The solder data, extracted from the faraway package, lends itself to fitting through either Poisson regression or Negative Binomial regression. The selection between these models depends on the underlying distribution characteristics of the data. To validate the distribution assumption, a comprehensive approach involves assessing the DPIT residuals and scrutinizing the QQ plot derived from these residuals.

library(assessor)
library(faraway) 
library(MASS)
data("solder") # from faraway package


## Negative Binomial
modpnb <- glm.nb(skips~.,data=solder)
modp <- glm(skips~.,famil=poisson(link="log"),data=solder)

## QQ-plot
par(mfrow=c(1,3))
poi.resid <- resid_disc(modp,plot = TRUE)
norm.resid <- resid_disc(modpnb,plot = TRUE, scale = "normal")
unif.resid <- resid_disc(modpnb,plot = TRUE, scale = "uniform")

The left panel of the figure above presents the QQ plot of the DPIT residuals when we use a Poisson GLM (modp). The residuals display a pronounced S-shaped pattern, hinting at potential overdispersion.

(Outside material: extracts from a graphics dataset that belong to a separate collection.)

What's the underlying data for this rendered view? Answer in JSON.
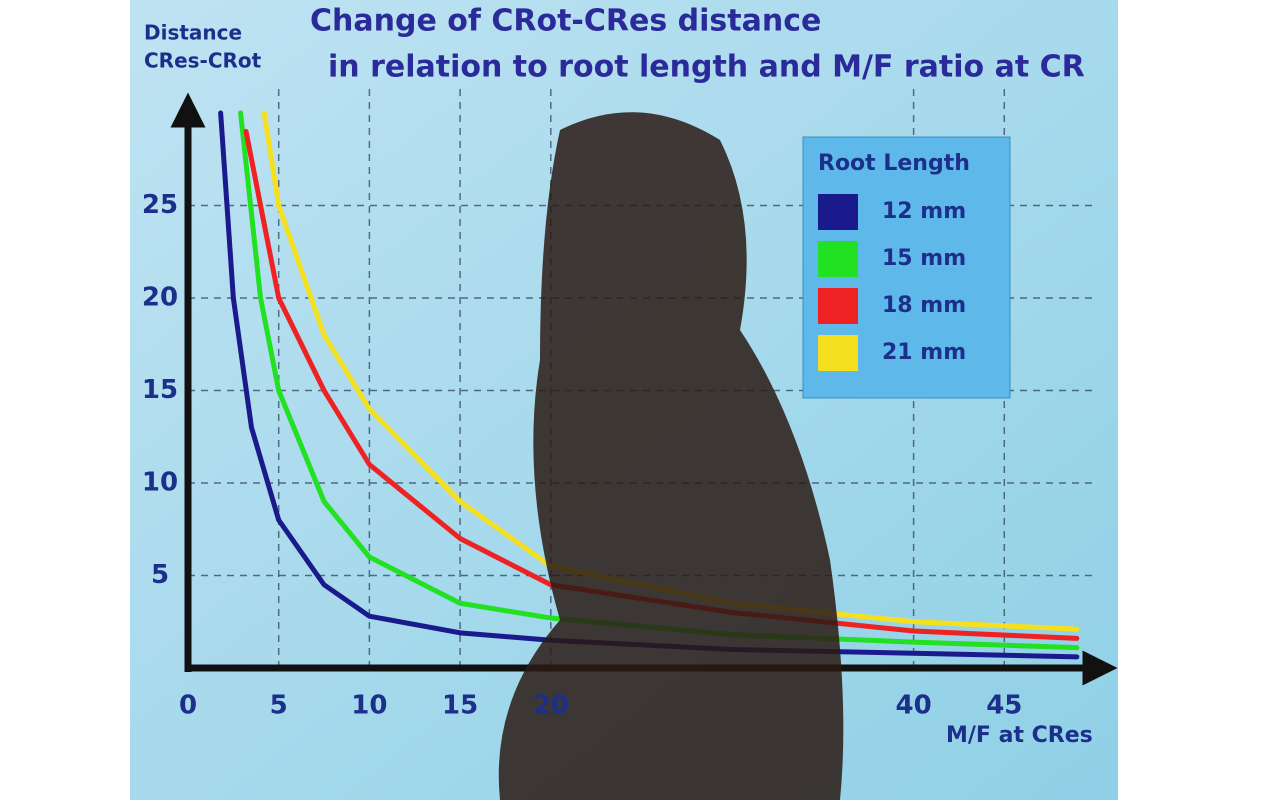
{
  "chart_data": {
    "type": "line",
    "title": [
      "Change of CRot-CRes distance",
      "in relation to root length and M/F ratio at CR"
    ],
    "ylabel": [
      "Distance",
      "CRes-CRot"
    ],
    "xlabel": "M/F at CRes",
    "xlim": [
      0,
      50
    ],
    "ylim": [
      0,
      30
    ],
    "xticks": [
      0,
      5,
      10,
      15,
      20,
      40,
      45
    ],
    "yticks": [
      5,
      10,
      15,
      20,
      25
    ],
    "grid": true,
    "legend_title": "Root Length",
    "legend_position": "upper right",
    "series": [
      {
        "name": "12 mm",
        "color": "#1a1a8c",
        "x": [
          1.8,
          2.5,
          3.5,
          5,
          7.5,
          10,
          15,
          20,
          30,
          40,
          49
        ],
        "values": [
          30,
          20,
          13,
          8,
          4.5,
          2.8,
          1.9,
          1.5,
          1.0,
          0.8,
          0.6
        ]
      },
      {
        "name": "15 mm",
        "color": "#22e022",
        "x": [
          2.9,
          4,
          5,
          7.5,
          10,
          15,
          20,
          30,
          40,
          49
        ],
        "values": [
          30,
          20,
          15,
          9,
          6,
          3.5,
          2.7,
          1.8,
          1.4,
          1.1
        ]
      },
      {
        "name": "18 mm",
        "color": "#ee2222",
        "x": [
          3.2,
          5,
          7.5,
          10,
          15,
          20,
          30,
          40,
          49
        ],
        "values": [
          29,
          20,
          15,
          11,
          7,
          4.5,
          3,
          2,
          1.6
        ]
      },
      {
        "name": "21 mm",
        "color": "#f5e020",
        "x": [
          4.2,
          5,
          7.5,
          10,
          15,
          20,
          30,
          40,
          49
        ],
        "values": [
          30,
          25,
          18,
          14,
          9,
          5.5,
          3.5,
          2.5,
          2.1
        ]
      }
    ]
  }
}
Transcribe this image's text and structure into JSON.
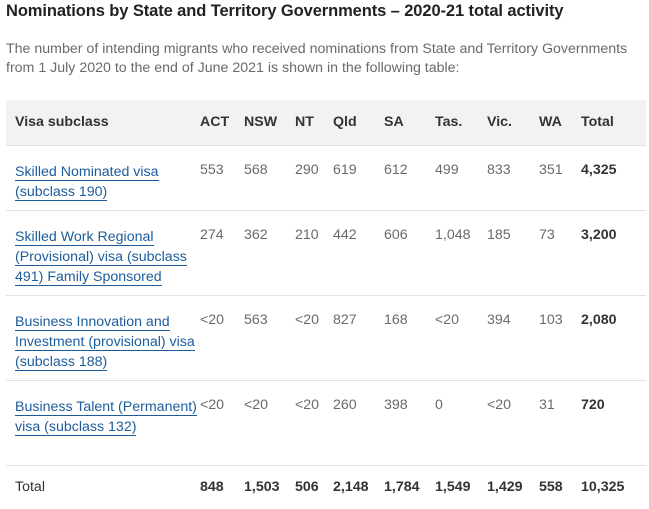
{
  "page": {
    "title": "Nominations by State and Territory Governments – 2020-21 total activity",
    "intro": "The number of intending migrants who received nominations from State and Territory Governments from 1 July 2020 to the end of June 2021 is shown in the following table:"
  },
  "table": {
    "headers": [
      "Visa subclass",
      "ACT",
      "NSW",
      "NT",
      "Qld",
      "SA",
      "Tas.",
      "Vic.",
      "WA",
      "Total"
    ],
    "rows": [
      {
        "visa": "Skilled Nominated visa (subclass 190)",
        "values": [
          "553",
          "568",
          "290",
          "619",
          "612",
          "499",
          "833",
          "351"
        ],
        "total": "4,325"
      },
      {
        "visa": "Skilled Work Regional (Provisional) visa (subclass 491) Family Sponsored",
        "values": [
          "274",
          "362",
          "210",
          "442",
          "606",
          "1,048",
          "185",
          "73"
        ],
        "total": "3,200"
      },
      {
        "visa": "Business Innovation and Investment (provisional) visa (subclass 188)",
        "values": [
          "<20",
          "563",
          "<20",
          "827",
          "168",
          "<20",
          "394",
          "103"
        ],
        "total": "2,080"
      },
      {
        "visa": "Business Talent (Permanent) visa (subclass 132)",
        "values": [
          "<20",
          "<20",
          "<20",
          "260",
          "398",
          "0",
          "<20",
          "31"
        ],
        "total": "720"
      }
    ],
    "total_row": {
      "label": "Total",
      "values": [
        "848",
        "1,503",
        "506",
        "2,148",
        "1,784",
        "1,549",
        "1,429",
        "558"
      ],
      "total": "10,325"
    }
  },
  "colors": {
    "link": "#1d5c9b",
    "header_bg": "#f2f2f2",
    "body_text": "#6a6a6a"
  }
}
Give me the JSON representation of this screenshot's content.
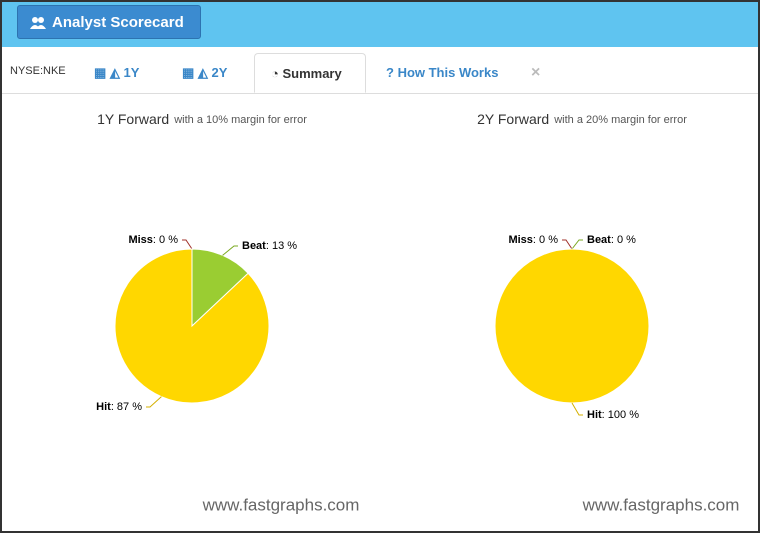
{
  "header": {
    "button": "Analyst Scorecard"
  },
  "tabs": {
    "ticker": "NYSE:NKE",
    "items": [
      "1Y",
      "2Y",
      "Summary",
      "How This Works"
    ],
    "close": "×"
  },
  "chart_data": [
    {
      "type": "pie",
      "title": "1Y Forward",
      "subtitle": "with a 10% margin for error",
      "categories": [
        "Miss",
        "Beat",
        "Hit"
      ],
      "values": [
        0,
        13,
        87
      ],
      "value_labels": [
        ": 0 %",
        ": 13 %",
        ": 87 %"
      ],
      "colors": [
        "#c0504d",
        "#9acd32",
        "#ffd700"
      ],
      "watermark": "www.fastgraphs.com"
    },
    {
      "type": "pie",
      "title": "2Y Forward",
      "subtitle": "with a 20% margin for error",
      "categories": [
        "Miss",
        "Beat",
        "Hit"
      ],
      "values": [
        0,
        0,
        100
      ],
      "value_labels": [
        ": 0 %",
        ": 0 %",
        ": 100 %"
      ],
      "colors": [
        "#c0504d",
        "#9acd32",
        "#ffd700"
      ],
      "watermark": "www.fastgraphs.com"
    }
  ]
}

The second and third panels present the of DPIT residuals of the negative binomial regression (modpnb) on different scales. Both plots align closely along the diagonal line, suggesting that the assumption of negative binomial distribution appears appropriate. The only distinction between them lies in the scale parameter; the middle panel displays the plot on the normal scale, with the $x$ and $y$ axes spanning beyond (0,1), while the right panel limits the axes to a range of 0 to 1.